O empresário Ricado Feder, ex-sócio da Multilaser e secretário de Educação do estado do Paraná, após ser cotado para chefiar o Ministério da Educação, sofre represália de setores do eleitorado bolsonarista mais radicais por suas conexões e propostas publicadas em um livro do qual foi coautor.

Chamada de “ala ideológica” e muito ativa nas redes sociais, o grupo composto de seguidores do astrólogo Olavo de Carvalho rejeitou a indicação de Feder e agora fazem campanha nas redes contra a sua nomeação. Influencers, blogueiros e youtubers da bolha de apoio ao presidente Bolsonaro divulgaram trechos de um livro no qual Feder supostamente propõe, por exemplo, a redução das Forças Armadas.

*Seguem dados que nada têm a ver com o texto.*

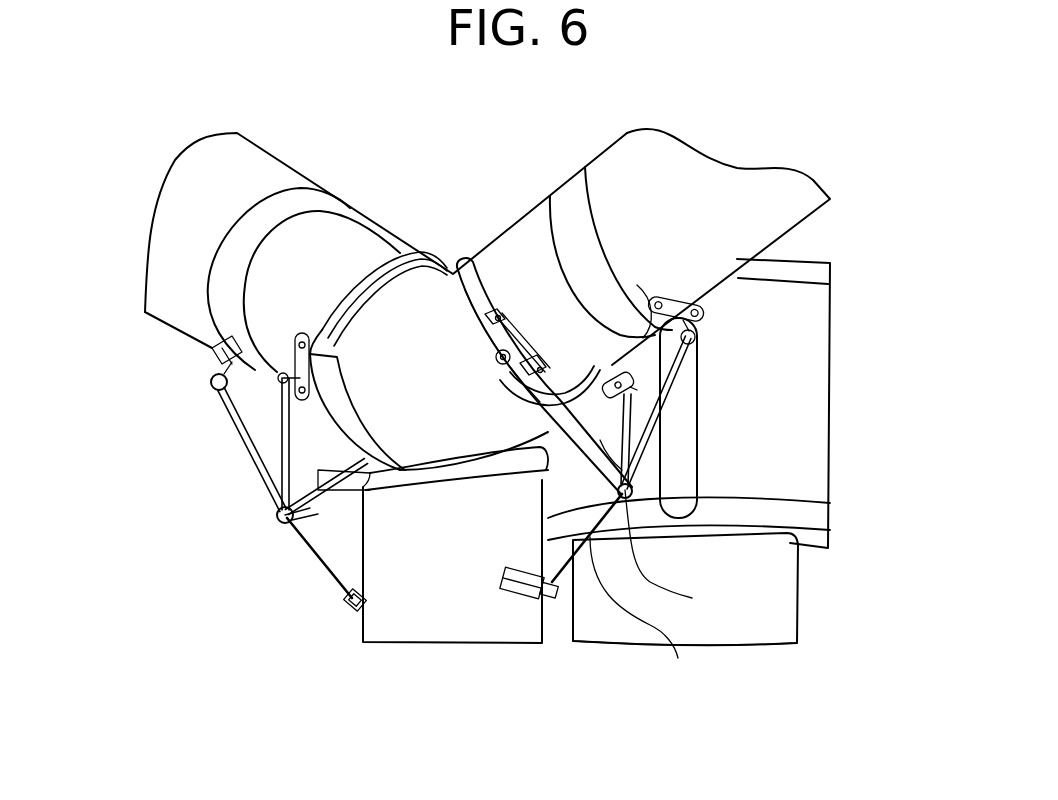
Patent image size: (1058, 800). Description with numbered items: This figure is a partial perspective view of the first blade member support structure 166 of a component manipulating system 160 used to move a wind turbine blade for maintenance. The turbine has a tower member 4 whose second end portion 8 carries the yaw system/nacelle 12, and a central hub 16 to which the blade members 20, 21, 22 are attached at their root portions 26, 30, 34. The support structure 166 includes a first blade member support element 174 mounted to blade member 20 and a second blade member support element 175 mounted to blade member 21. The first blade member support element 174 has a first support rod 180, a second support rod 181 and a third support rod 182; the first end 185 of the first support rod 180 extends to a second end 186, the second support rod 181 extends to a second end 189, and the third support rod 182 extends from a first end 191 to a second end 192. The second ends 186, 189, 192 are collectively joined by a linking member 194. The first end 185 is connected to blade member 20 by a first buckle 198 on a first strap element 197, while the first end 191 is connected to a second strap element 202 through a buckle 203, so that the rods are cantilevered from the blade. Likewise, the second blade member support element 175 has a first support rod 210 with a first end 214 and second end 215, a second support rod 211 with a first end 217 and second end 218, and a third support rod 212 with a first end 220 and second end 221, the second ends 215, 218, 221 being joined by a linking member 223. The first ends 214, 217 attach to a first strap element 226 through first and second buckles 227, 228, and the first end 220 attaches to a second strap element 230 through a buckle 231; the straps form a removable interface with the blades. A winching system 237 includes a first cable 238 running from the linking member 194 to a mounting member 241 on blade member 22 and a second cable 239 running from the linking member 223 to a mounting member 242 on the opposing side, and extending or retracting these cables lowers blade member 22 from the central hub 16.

The tower member 4 is at (705, 588).
The second end portion 8 is at (788, 585).
The yaw system/nacelle 12 is at (808, 412).
The central hub 16 is at (441, 439).
The blade member 20 is at (128, 186).
The blade member 21 is at (820, 146).
The blade member 22 is at (473, 576).
The root portion 26 is at (353, 230).
The root portion 30 is at (526, 247).
The root portion 34 is at (443, 525).
The component manipulating system 160 is at (229, 472).
The first blade member support structure 166 is at (203, 449).
The first blade member support element 174 is at (262, 501).
The second blade member support element 175 is at (688, 410).
The first support rod 180 is at (277, 444).
The second support rod 181 is at (348, 480).
The third support rod 182 is at (240, 438).
The first end 185 is at (280, 366).
The second end 186 is at (363, 528).
The second end 189 is at (360, 500).
The first end 191 is at (210, 380).
The second end 192 is at (276, 518).
The linking member 194 is at (292, 519).
The first strap element 197 is at (400, 245).
The first buckle 198 is at (338, 358).
The second strap element 202 is at (230, 233).
The buckle 203 is at (198, 342).
The first support rod 210 is at (565, 440).
The second support rod 211 is at (652, 450).
The third support rod 212 is at (700, 372).
The first end 214 is at (533, 358).
The second end 215 is at (613, 535).
The first end 217 is at (578, 392).
The second end 218 is at (640, 430).
The first end 220 is at (653, 310).
The second end 221 is at (670, 500).
The linking member 223 is at (678, 552).
The first strap element 226 is at (488, 275).
The first buckle 227 is at (485, 348).
The second buckle 228 is at (618, 368).
The second strap element 230 is at (600, 221).
The buckle 231 is at (692, 295).
The winching system 237 is at (708, 637).
The first cable 238 is at (320, 572).
The second cable 239 is at (642, 612).
The mounting member 241 is at (352, 608).
The mounting member 242 is at (517, 603).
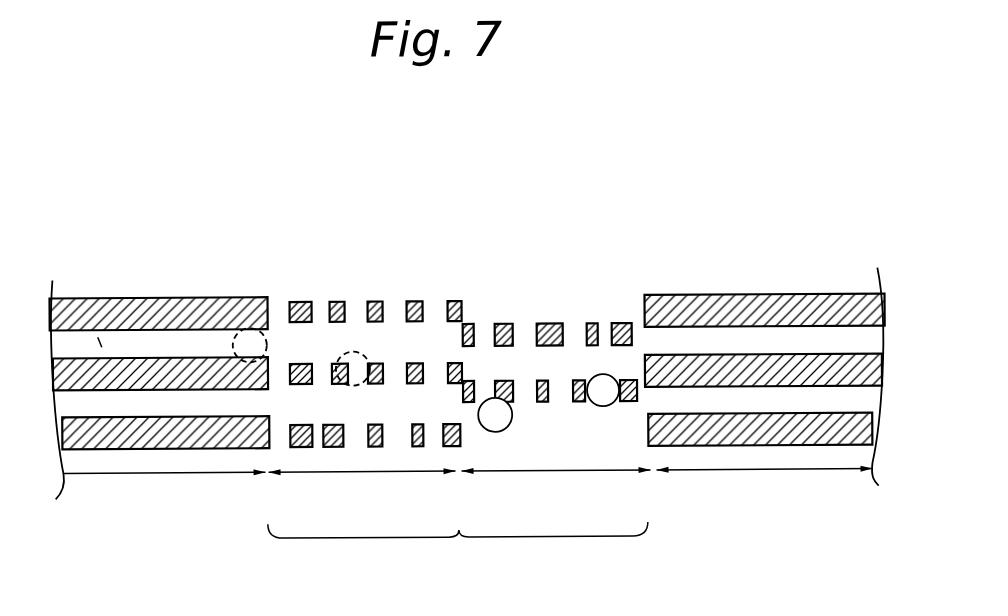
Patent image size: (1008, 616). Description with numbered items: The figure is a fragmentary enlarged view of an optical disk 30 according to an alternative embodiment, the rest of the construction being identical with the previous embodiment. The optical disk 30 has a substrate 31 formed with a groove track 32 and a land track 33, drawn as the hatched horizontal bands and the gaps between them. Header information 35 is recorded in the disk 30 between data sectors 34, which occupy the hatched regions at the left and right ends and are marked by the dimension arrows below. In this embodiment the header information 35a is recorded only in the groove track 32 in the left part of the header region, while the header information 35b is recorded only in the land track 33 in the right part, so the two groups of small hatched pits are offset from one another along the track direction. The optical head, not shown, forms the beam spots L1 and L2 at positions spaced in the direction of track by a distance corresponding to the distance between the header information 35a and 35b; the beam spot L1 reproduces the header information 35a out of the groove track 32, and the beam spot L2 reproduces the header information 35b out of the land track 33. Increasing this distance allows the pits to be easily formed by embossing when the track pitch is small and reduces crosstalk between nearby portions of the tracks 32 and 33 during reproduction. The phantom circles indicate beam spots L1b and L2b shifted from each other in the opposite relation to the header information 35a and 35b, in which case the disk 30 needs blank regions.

The optical disk 30 is at (829, 221).
The substrate 31 is at (491, 221).
The groove track 32 is at (70, 298).
The land track 33 is at (140, 298).
The data sectors 34 is at (170, 477).
The header information 35 is at (458, 549).
The header information 35a is at (358, 473).
The header information 35b is at (545, 473).
The beam spot L1 is at (509, 400).
The beam spot L2 is at (606, 375).
The beam spot L1b is at (357, 351).
The beam spot L2b is at (262, 334).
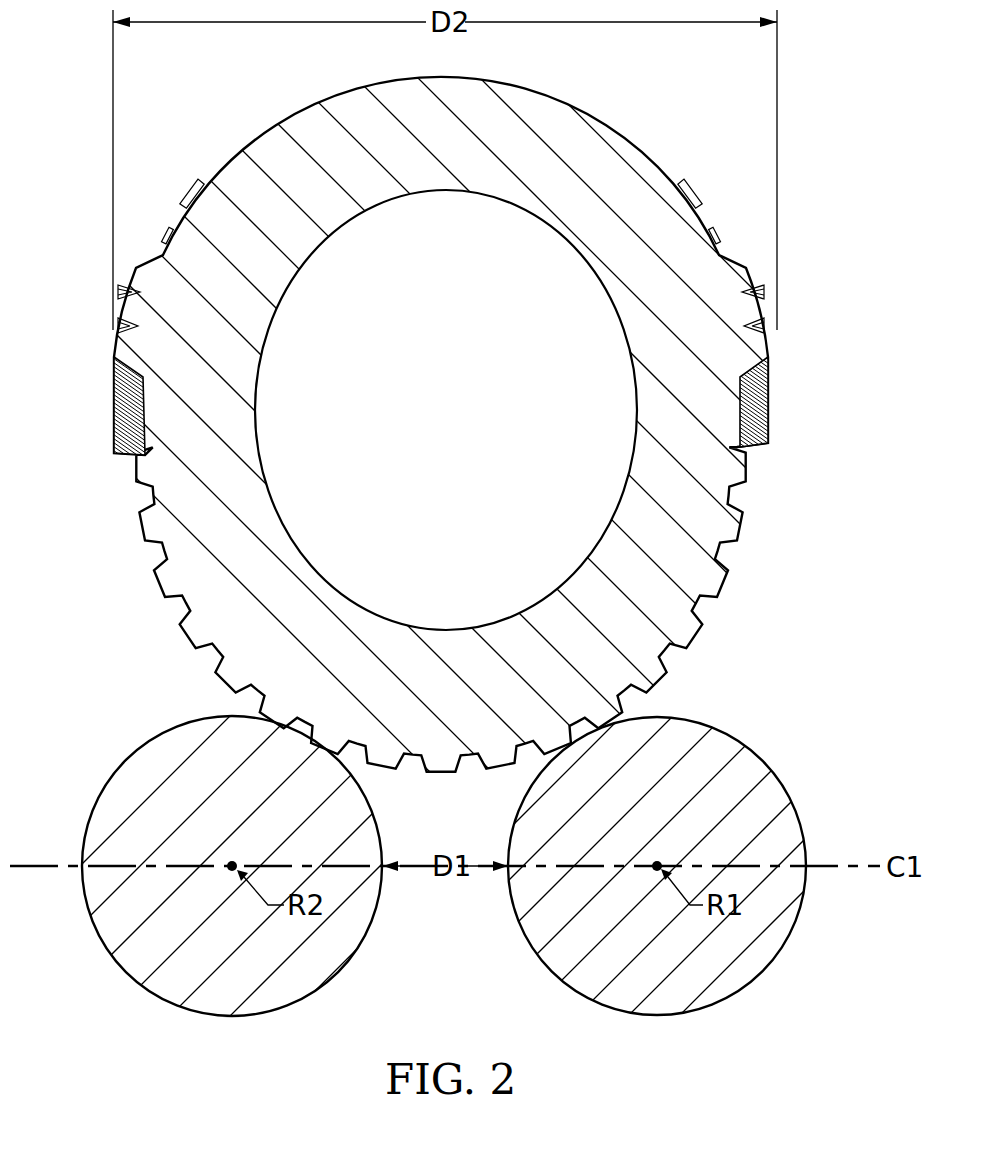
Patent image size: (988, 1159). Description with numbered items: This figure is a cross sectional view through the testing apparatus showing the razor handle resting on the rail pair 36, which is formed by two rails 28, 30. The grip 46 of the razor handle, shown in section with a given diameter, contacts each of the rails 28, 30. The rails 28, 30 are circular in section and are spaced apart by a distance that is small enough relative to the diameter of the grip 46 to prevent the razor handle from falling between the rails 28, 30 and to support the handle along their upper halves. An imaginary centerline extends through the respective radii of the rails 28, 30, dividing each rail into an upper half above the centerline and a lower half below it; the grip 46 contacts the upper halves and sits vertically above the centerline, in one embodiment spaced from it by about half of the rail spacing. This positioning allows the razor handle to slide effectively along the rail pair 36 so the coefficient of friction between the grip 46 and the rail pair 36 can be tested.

The grip 46 is at (300, 111).
The rail 30 is at (160, 1000).
The rail 28 is at (745, 988).
The rail pair 36 is at (676, 1066).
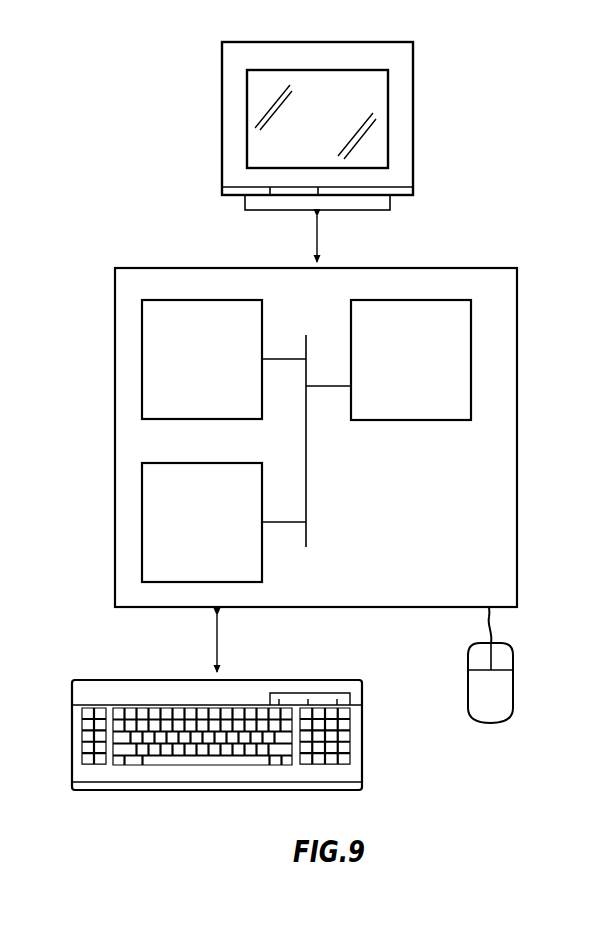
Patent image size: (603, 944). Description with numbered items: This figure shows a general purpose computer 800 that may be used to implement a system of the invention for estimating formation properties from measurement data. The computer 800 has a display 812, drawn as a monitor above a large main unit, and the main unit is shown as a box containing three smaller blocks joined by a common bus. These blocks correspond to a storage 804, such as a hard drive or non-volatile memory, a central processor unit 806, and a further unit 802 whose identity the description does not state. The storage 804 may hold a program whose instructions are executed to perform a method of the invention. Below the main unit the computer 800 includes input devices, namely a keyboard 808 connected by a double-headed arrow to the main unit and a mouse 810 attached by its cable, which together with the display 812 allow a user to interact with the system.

The general purpose computer 800 is at (523, 159).
The processor 802 is at (439, 369).
The storage 804 is at (229, 369).
The central processor unit 806 is at (229, 532).
The keyboard 808 is at (137, 793).
The mouse 810 is at (508, 705).
The display 812 is at (344, 133).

A obra em questão entitulada Carregando o Elefante (2007) foi escrita por Feder e seu sócio Alexandre Ostrowieck e contém uma série de propostas consideradas, pelos próprios autores, como “radicais” do ponto de vista liberal e pró-mercado. Na obra, o candidato ao Ministério da Educação chegou a defender a extinção de pastas como o MEC e a privatização do ensino.

Em entrevista à CNN Brasil, Ricardo Feder explicou que muitas das opiniões e propostas defendidas no livro não refletem mais seu pensamento atual. Um exemplo que deu foi aplicação de vouchers para o financiamento do ensino privado e promoção da concorrência de mercado, uma ideia popularizada pelo economista norteamericano Milton Friedman (1912-2006). Feder argumentou, no entanto, que não acredita mais na proposta após sua experiência na Secretaria de Educação do estado do Paraná.

“Globalista”

Ricardo Feder também foi acusado de participar de uma agenda ‘globalista,’ termo que abrange teorias e hipóteses envolvendo a atuação de diversos organismos internacionais como a ONU e bilionários filantropos como o húngaro George Soros, o norteamericano Bill Gates e, no caso do Brasil, Jorge Paulo Lemann: atualmente o segundo homem mais rico do país.

Enquanto secretário, Ricardo Feder firmou parceria com a Fundação Lemann para desenvolver ações no estado do Paraná. A fundação de Jorge Lemann foi criada em 2002 com o foco na educação. Foi o suficiente para desagradar os seguidores olavistas que esperam a nomeação de alguém mais alinhado a seus valores conservadores. Defensores de bandeiras como a Escola sem Partido, estes setores consideram a pasta uma das mais importantes.

O empresário já havia sido cotado para o ministério na ocasião da saída de Abraham Weintraub ao cargo. No seu lugar foi nomeado o militar Carlos Alberto Decotteli da Silva, que já ocupou o cargo de presidente do FNDE. Decotelli, no entanto, não chegou a ser empossado após polêmicas envolvendo uma série de inconsistências em seu currículo.

Influência

Desde que iniciou o seu mandato, o presidente Jair Bolsonaro conta com a pressão da “ala olavista” que, pelo seu poder de mobilização nas redes sociais, não pode ignorar. Foi este grupo quem, junto com representantes evangélicos, derrubou a nomeação do primeiro indicado ao MEC, Mozart Ramos, antes mesmo de Bolsonaro tomar posse. Presidente do Instituto Ayrton Senna, Ramos foi acusado de ser progressista demais para o governo pois, assim como Feder, possuía conexões com o Instituto Millennium e a Fundação Lemann. Em seu lugar, foi nomeado o professor colombiano Ricardo Vélez Rodrigues.

Analistas acreditam que desde a série de investigações da PF, PGR e STF envolvendo a família Bolsonaro, ministros e apoiadores no mês passado, Bolsonaro tomou uma postura menos beligerante. A Saída de Weintraub, um dos ministros mais contundentes na chamada “disputa ideológica” do governo, foi interpretada como uma sinalização de apaziguamento das relações do executivo para com os outros poderes. Resta saber se os olavistas conseguirão reverter este quadro com suas hashtags.